The Causal Nature of the Trinitarian Processions

Throughout the early church, patristic theologians understood the trinitarian eternal processions in terms of causality. When scripture teaches that the Father begets, or generates, the Son, the patristic fathers understood this to mean that the Father, in his timeless eternity, causes the being and existence of the Son. The same is the case with the doctrinal claim that the Father [with or through the Son] spirates the Spirit. Theologians who explicitly affirm this causal aspect of the processions include Origen, Basil of Caesarea, Gregory of Nazianzus, and Gregory of Nyssa, and this causal understanding of the processions is most likely in view in the processional teachings of the Niceno-Constantinopolitan Creed.
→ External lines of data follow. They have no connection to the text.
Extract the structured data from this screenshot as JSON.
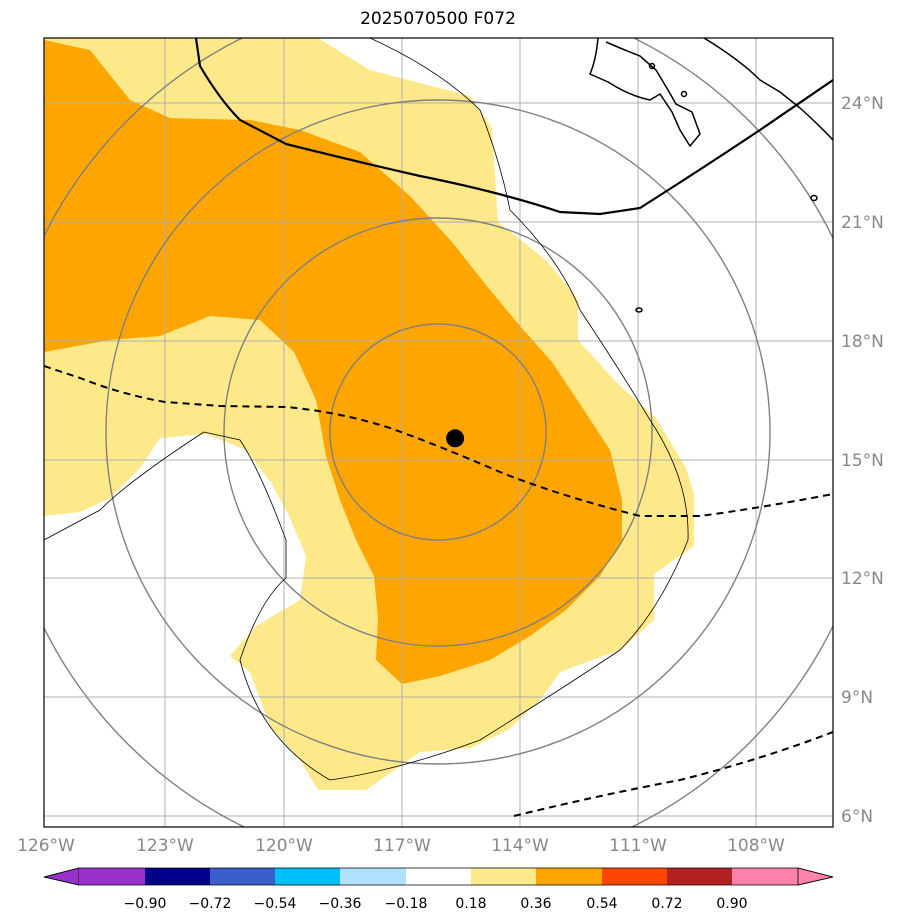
{
  "title": "2025070500 F072",
  "map": {
    "lon_range": [
      -126,
      -107
    ],
    "lat_range": [
      5.7,
      26
    ],
    "lon_ticks": [
      {
        "value": -126,
        "label": "126°W"
      },
      {
        "value": -123,
        "label": "123°W"
      },
      {
        "value": -120,
        "label": "120°W"
      },
      {
        "value": -117,
        "label": "117°W"
      },
      {
        "value": -114,
        "label": "114°W"
      },
      {
        "value": -111,
        "label": "111°W"
      },
      {
        "value": -108,
        "label": "108°W"
      }
    ],
    "lat_ticks": [
      {
        "value": 24,
        "label": "24°N"
      },
      {
        "value": 21,
        "label": "21°N"
      },
      {
        "value": 18,
        "label": "18°N"
      },
      {
        "value": 15,
        "label": "15°N"
      },
      {
        "value": 12,
        "label": "12°N"
      },
      {
        "value": 9,
        "label": "9°N"
      },
      {
        "value": 6,
        "label": "6°N"
      }
    ],
    "center_marker": {
      "lon": -116.1,
      "lat": 15.7
    },
    "shading_colors": {
      "low": "#fee98a",
      "mid": "#ffa500"
    }
  },
  "colorbar": {
    "ticks": [
      "−0.90",
      "−0.72",
      "−0.54",
      "−0.36",
      "−0.18",
      "0.18",
      "0.36",
      "0.54",
      "0.72",
      "0.90"
    ],
    "colors": [
      "#9932cc",
      "#00008b",
      "#3a5fcd",
      "#00bfff",
      "#b0e2ff",
      "#ffffff",
      "#fee98a",
      "#ffa500",
      "#ff4500",
      "#b22222",
      "#ff82ab"
    ]
  }
}
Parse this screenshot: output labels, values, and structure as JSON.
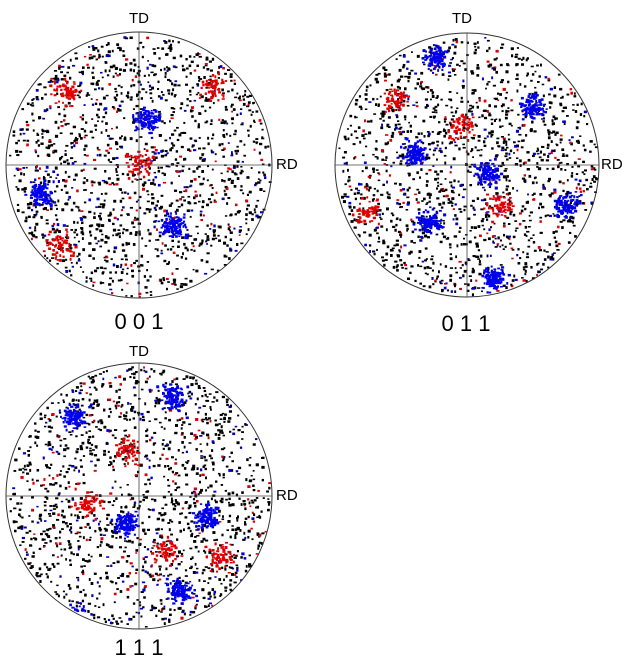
{
  "figures": [
    {
      "top_axis": "TD",
      "right_axis": "RD",
      "label": "0 0 1"
    },
    {
      "top_axis": "TD",
      "right_axis": "RD",
      "label": "0 1 1"
    },
    {
      "top_axis": "TD",
      "right_axis": "RD",
      "label": "1 1 1"
    }
  ]
}
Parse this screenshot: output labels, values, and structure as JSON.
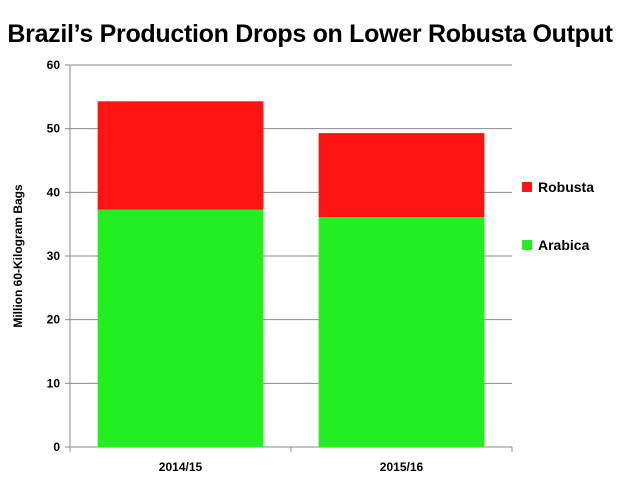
{
  "chart_data": {
    "type": "bar",
    "stacked": true,
    "title": "Brazil’s Production Drops on Lower Robusta Output",
    "xlabel": "",
    "ylabel": "Million 60-Kilogram Bags",
    "categories": [
      "2014/15",
      "2015/16"
    ],
    "series": [
      {
        "name": "Arabica",
        "color": "#22ee22",
        "values": [
          37.3,
          36.1
        ]
      },
      {
        "name": "Robusta",
        "color": "#ff1414",
        "values": [
          17.0,
          13.2
        ]
      }
    ],
    "ylim": [
      0,
      60
    ],
    "yticks": [
      0,
      10,
      20,
      30,
      40,
      50,
      60
    ],
    "grid": true,
    "legend_position": "right",
    "legend_order": [
      "Robusta",
      "Arabica"
    ]
  }
}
In this paper, I conduct an analytic-theological investigation of this causal understanding of the processions. In particular, I investigate various understandings of “cause,” both ancient and contemporary, and I attempt to articulate what view of causation (e.g., efficient, formal, material, final, etc.) was in mind when the patristics claimed that the Father causes the Son’s and the Spirit’s being. I argue that the patristics had efficient causation in mind when they articulated the causal aspect of this doctrine. I then attempt to articulate how we should best understand this causal nature today, if we are to maintain this aspect of the classical doctrine of the eternal processions. In so doing, I evaluate, in light of contemporary developments in metaphysics, questions such as whether or not causes must temporally precede their effects and whether or not the notion of atemporal, or timeless, causation is metaphysically possible.
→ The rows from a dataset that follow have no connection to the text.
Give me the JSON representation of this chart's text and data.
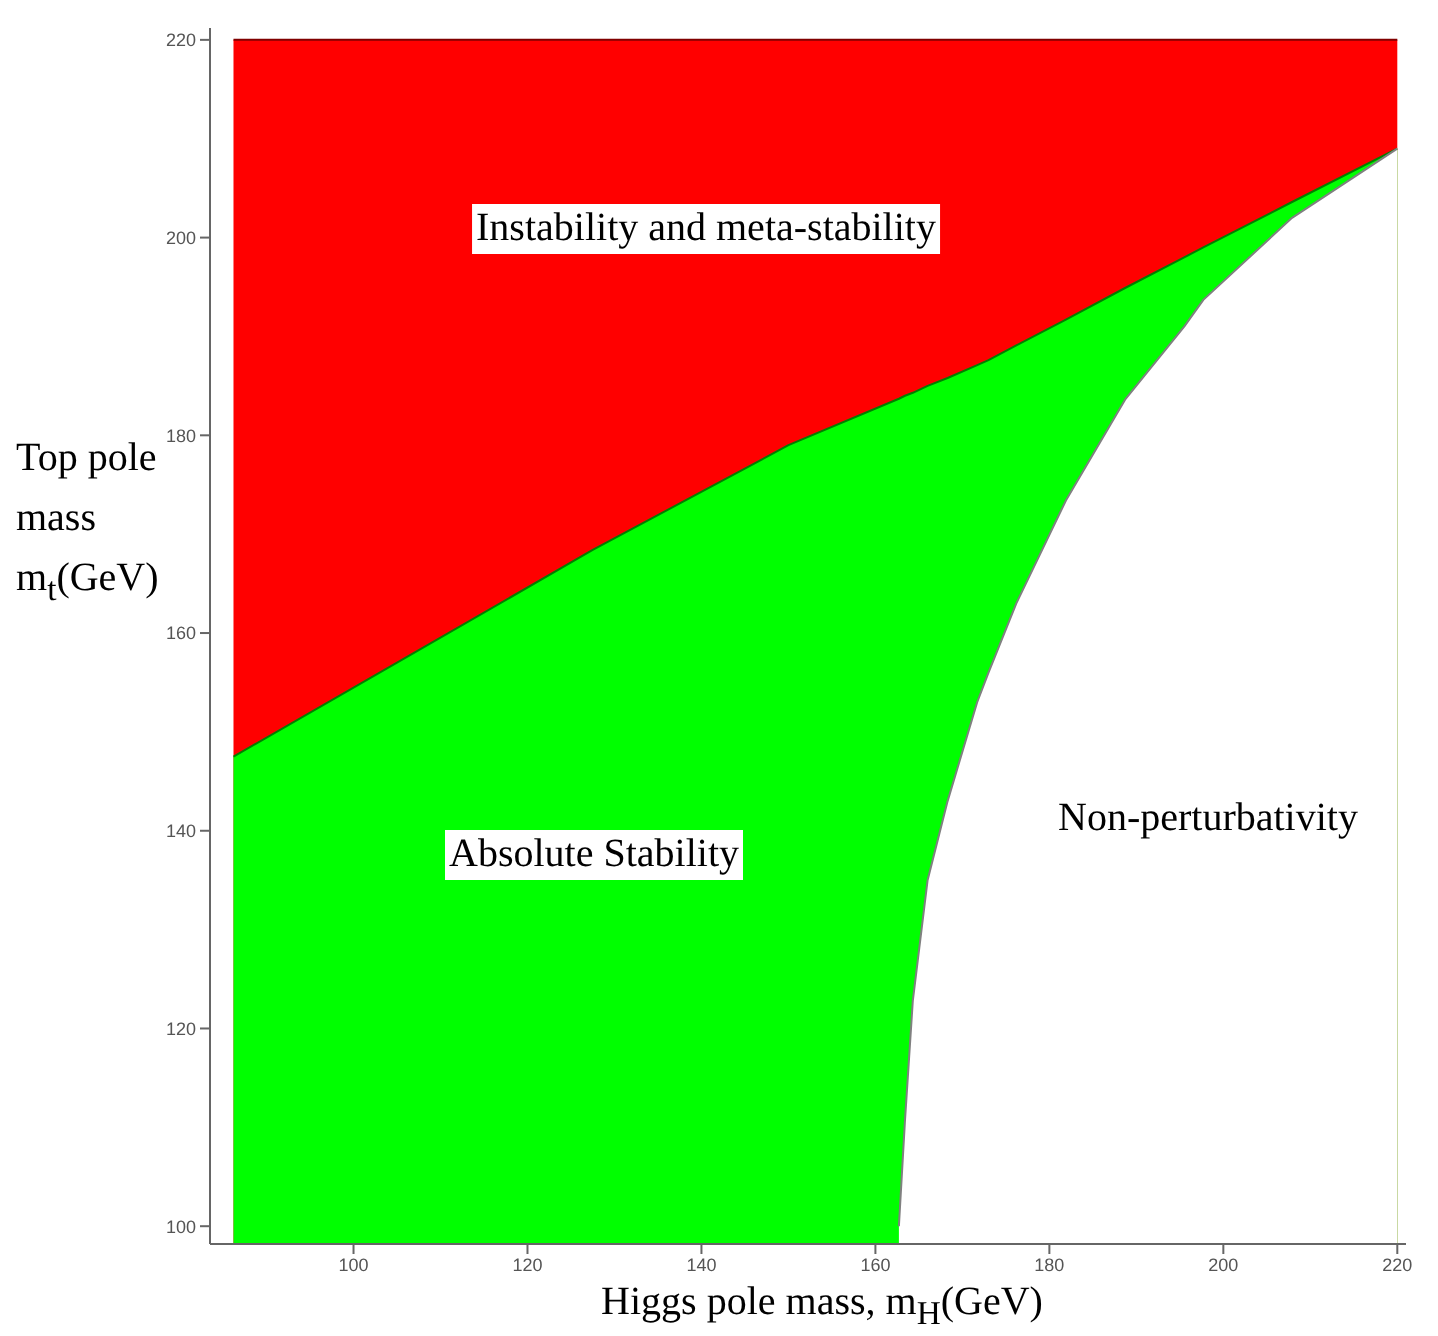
{
  "chart_data": {
    "type": "area",
    "xlabel": "Higgs pole mass, m$_{H}$(GeV)",
    "ylabel": "Top pole mass m$_{t}$(GeV)",
    "x": [
      86.2,
      105,
      127.5,
      150,
      162.7,
      163.4,
      164.3,
      166,
      168.3,
      171.7,
      173,
      176.2,
      181.9,
      188.7,
      195.5,
      197.7,
      207.9,
      220
    ],
    "series": [
      {
        "color": "#ff0000",
        "values": [
          220,
          220,
          220,
          220,
          220,
          220,
          220,
          220,
          220,
          220,
          220,
          220,
          220,
          220,
          220,
          220,
          220,
          220
        ]
      },
      {
        "color": "#00ff00",
        "values": [
          147.5,
          157,
          168.4,
          179,
          183.7,
          184,
          184.3,
          185,
          185.8,
          187.1,
          187.6,
          189.1,
          191.7,
          194.9,
          198,
          199,
          203.6,
          209
        ]
      },
      {
        "color": "#ffffff",
        "values": [
          null,
          null,
          null,
          null,
          100,
          110.7,
          122.8,
          135,
          143,
          153,
          156,
          163,
          173.4,
          183.6,
          191,
          193.7,
          202,
          209
        ]
      }
    ],
    "xlim": [
      83.5,
      221
    ],
    "xticks": [
      100,
      120,
      140,
      160,
      180,
      200,
      220
    ],
    "ylim": [
      98.2,
      221.2
    ],
    "yticks": [
      100,
      120,
      140,
      160,
      180,
      200,
      220
    ],
    "grid": false,
    "legend": false,
    "annotations": [
      "Instability and meta-stability",
      "Absolute Stability",
      "Non-perturbativity"
    ]
  }
}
3 thoughts on “The Causal Nature of the Trinitarian Processions”

  1. Opposite Conclusion from Other Proposal
    The author did not specify how he will explain the “efficient causal” aspect of processionism. Were the Church Fathers wrong or not? He indicates that he will articulate how we should view the causal aspect without specifying his conclusion so the thesis is unclear.
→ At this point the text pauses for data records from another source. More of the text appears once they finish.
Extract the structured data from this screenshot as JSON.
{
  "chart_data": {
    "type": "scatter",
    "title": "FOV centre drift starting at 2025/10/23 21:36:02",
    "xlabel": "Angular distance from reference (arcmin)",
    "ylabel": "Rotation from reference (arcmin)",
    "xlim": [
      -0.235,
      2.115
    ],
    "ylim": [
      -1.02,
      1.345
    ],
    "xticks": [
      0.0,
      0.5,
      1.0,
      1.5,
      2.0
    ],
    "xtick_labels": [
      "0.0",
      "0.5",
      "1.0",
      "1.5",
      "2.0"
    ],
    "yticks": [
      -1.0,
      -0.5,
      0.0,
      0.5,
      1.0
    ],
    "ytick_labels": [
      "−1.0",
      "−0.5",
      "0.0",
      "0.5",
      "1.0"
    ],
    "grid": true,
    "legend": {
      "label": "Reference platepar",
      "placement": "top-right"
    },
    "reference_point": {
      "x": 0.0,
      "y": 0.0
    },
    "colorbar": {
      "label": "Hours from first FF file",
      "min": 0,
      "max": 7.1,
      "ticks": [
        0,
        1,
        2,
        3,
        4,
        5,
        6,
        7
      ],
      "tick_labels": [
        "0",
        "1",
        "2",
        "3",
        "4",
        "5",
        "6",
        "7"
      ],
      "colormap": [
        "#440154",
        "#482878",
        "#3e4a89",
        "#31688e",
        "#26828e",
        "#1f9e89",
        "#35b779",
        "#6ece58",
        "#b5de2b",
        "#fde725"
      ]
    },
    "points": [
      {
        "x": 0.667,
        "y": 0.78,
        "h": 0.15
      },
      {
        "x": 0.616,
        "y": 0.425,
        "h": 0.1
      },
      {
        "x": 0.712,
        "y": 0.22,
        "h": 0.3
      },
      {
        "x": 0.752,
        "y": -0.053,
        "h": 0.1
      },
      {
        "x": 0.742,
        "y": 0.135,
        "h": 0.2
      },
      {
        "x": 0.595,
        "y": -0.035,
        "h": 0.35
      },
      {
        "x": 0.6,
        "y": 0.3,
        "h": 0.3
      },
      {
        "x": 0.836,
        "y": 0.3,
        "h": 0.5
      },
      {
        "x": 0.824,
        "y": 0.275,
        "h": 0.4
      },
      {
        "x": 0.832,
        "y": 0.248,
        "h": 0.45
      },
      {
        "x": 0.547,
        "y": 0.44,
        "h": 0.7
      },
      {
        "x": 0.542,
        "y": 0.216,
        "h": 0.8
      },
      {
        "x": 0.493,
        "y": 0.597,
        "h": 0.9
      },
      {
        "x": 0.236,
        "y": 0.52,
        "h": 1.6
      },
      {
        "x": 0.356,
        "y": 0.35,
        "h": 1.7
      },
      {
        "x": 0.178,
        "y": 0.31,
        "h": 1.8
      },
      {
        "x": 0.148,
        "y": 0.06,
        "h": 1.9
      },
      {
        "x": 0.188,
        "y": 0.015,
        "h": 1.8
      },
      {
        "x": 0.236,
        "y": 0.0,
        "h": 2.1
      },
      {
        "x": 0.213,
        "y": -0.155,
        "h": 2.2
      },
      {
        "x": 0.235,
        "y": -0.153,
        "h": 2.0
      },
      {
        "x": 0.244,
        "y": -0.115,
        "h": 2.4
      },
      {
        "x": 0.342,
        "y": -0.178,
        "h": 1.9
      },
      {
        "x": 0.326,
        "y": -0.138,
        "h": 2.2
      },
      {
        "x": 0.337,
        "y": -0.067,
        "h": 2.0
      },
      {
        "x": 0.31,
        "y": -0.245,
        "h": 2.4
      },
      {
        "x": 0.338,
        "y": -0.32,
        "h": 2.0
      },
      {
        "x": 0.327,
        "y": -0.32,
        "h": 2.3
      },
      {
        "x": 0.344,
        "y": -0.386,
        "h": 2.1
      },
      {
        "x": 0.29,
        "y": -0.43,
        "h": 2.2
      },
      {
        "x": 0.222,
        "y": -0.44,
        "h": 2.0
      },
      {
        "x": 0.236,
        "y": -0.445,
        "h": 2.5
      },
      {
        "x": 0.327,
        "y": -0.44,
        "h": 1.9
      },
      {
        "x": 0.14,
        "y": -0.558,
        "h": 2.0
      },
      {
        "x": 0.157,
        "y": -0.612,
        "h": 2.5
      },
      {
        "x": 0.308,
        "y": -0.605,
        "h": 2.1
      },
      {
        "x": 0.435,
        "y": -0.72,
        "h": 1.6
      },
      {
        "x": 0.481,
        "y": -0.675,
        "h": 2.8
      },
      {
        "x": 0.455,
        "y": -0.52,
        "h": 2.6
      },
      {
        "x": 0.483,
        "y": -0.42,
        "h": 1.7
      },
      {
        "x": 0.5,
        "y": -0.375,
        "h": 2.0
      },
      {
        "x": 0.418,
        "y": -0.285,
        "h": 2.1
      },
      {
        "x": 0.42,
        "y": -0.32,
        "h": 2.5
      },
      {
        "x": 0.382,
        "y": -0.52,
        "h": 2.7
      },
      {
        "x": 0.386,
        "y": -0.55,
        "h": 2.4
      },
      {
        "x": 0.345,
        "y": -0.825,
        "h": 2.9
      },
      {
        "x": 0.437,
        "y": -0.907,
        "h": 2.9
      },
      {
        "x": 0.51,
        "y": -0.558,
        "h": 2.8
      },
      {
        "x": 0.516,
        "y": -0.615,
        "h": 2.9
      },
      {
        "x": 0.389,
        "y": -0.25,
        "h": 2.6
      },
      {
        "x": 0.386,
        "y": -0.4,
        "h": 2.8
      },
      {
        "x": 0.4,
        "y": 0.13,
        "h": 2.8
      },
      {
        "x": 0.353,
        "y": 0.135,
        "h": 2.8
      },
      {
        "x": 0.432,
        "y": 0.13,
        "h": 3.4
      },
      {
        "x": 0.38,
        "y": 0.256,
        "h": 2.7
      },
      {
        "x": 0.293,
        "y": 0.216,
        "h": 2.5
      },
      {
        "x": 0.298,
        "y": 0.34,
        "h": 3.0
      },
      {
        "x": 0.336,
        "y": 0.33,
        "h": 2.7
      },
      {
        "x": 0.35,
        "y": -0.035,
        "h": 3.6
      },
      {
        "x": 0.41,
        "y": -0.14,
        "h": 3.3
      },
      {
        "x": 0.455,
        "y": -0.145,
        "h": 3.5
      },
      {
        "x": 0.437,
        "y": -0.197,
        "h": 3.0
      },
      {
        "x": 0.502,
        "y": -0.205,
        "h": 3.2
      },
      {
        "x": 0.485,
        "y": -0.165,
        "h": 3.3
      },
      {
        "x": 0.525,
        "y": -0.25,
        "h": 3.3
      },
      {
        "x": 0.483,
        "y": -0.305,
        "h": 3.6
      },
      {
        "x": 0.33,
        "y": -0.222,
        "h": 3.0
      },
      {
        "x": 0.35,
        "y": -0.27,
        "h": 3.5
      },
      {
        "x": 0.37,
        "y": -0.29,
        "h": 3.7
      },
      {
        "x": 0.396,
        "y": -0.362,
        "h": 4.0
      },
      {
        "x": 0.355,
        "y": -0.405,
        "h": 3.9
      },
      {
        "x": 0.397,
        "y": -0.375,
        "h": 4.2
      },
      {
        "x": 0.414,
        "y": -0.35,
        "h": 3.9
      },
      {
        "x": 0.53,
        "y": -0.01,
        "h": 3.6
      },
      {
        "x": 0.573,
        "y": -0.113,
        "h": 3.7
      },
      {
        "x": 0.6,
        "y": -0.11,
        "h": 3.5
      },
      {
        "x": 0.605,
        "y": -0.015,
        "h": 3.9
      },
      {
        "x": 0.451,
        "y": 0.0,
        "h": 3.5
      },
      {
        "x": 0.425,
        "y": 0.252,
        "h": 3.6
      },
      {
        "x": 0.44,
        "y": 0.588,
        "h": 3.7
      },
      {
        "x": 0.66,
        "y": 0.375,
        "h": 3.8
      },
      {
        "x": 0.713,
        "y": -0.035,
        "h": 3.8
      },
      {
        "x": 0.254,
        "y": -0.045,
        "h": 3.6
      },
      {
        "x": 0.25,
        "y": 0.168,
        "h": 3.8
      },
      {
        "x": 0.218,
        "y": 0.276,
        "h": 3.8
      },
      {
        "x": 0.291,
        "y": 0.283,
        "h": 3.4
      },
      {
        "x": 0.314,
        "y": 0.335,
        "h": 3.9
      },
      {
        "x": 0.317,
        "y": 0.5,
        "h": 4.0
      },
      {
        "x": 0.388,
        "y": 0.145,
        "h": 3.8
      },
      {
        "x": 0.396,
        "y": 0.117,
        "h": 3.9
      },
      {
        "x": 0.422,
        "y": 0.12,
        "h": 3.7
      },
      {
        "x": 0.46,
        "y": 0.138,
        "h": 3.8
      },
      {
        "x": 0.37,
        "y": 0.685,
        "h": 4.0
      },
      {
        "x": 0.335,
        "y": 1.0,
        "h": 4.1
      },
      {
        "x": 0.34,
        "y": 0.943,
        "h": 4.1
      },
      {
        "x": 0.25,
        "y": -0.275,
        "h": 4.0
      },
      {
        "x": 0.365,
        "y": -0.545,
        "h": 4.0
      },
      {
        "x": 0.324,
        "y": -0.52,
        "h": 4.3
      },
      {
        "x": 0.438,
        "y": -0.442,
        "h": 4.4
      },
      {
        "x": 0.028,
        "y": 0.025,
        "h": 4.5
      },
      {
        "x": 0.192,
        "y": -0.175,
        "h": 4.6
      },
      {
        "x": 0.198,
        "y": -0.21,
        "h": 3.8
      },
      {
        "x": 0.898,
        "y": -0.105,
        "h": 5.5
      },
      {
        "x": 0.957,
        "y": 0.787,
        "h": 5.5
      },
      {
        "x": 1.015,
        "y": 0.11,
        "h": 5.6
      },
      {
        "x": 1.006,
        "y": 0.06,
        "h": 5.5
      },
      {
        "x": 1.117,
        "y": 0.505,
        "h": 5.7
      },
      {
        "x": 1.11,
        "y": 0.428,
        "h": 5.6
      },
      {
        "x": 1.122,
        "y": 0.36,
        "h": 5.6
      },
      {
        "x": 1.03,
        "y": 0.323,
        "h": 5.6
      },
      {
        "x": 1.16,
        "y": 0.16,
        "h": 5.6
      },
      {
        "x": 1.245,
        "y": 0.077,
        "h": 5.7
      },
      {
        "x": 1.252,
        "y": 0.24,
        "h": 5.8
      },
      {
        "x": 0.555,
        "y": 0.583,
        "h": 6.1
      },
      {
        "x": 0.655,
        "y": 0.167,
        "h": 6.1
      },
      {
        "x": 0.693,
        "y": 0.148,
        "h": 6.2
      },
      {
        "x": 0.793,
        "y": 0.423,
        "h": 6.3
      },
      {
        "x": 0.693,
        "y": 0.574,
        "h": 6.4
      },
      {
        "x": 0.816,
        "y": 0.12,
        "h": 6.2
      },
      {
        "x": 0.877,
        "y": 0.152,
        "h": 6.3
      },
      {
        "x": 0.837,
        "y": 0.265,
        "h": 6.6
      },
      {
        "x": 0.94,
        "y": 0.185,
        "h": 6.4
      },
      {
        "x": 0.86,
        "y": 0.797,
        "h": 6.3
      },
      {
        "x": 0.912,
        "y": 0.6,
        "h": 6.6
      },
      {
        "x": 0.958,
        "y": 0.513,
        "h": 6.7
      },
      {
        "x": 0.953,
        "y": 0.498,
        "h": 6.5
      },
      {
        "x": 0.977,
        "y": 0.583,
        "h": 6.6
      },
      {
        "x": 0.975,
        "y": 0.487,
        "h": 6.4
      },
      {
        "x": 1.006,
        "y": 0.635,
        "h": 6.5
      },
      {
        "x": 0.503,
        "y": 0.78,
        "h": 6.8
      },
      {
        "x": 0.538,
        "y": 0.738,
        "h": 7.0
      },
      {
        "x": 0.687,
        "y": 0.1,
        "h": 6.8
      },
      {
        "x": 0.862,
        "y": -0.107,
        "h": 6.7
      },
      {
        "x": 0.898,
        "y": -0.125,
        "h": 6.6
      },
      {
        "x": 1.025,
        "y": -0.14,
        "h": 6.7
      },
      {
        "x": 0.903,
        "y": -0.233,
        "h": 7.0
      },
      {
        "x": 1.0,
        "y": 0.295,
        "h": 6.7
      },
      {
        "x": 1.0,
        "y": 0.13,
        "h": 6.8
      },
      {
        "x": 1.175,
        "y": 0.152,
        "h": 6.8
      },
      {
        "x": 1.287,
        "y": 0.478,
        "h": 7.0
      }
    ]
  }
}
    In the previous proposal, the same author opposed processions as articulated by the Church Fathers and blamed the view on philosophical bias. Here, he apparently suggests that the Church Fathers accepted processionism qualified by causation. Will he support this brand of processionism?

  2. interesting
    This is an interesting proposal about an important topic. It does seem to argue differently than the author’s other proposal, but this presentation seems worth hearing.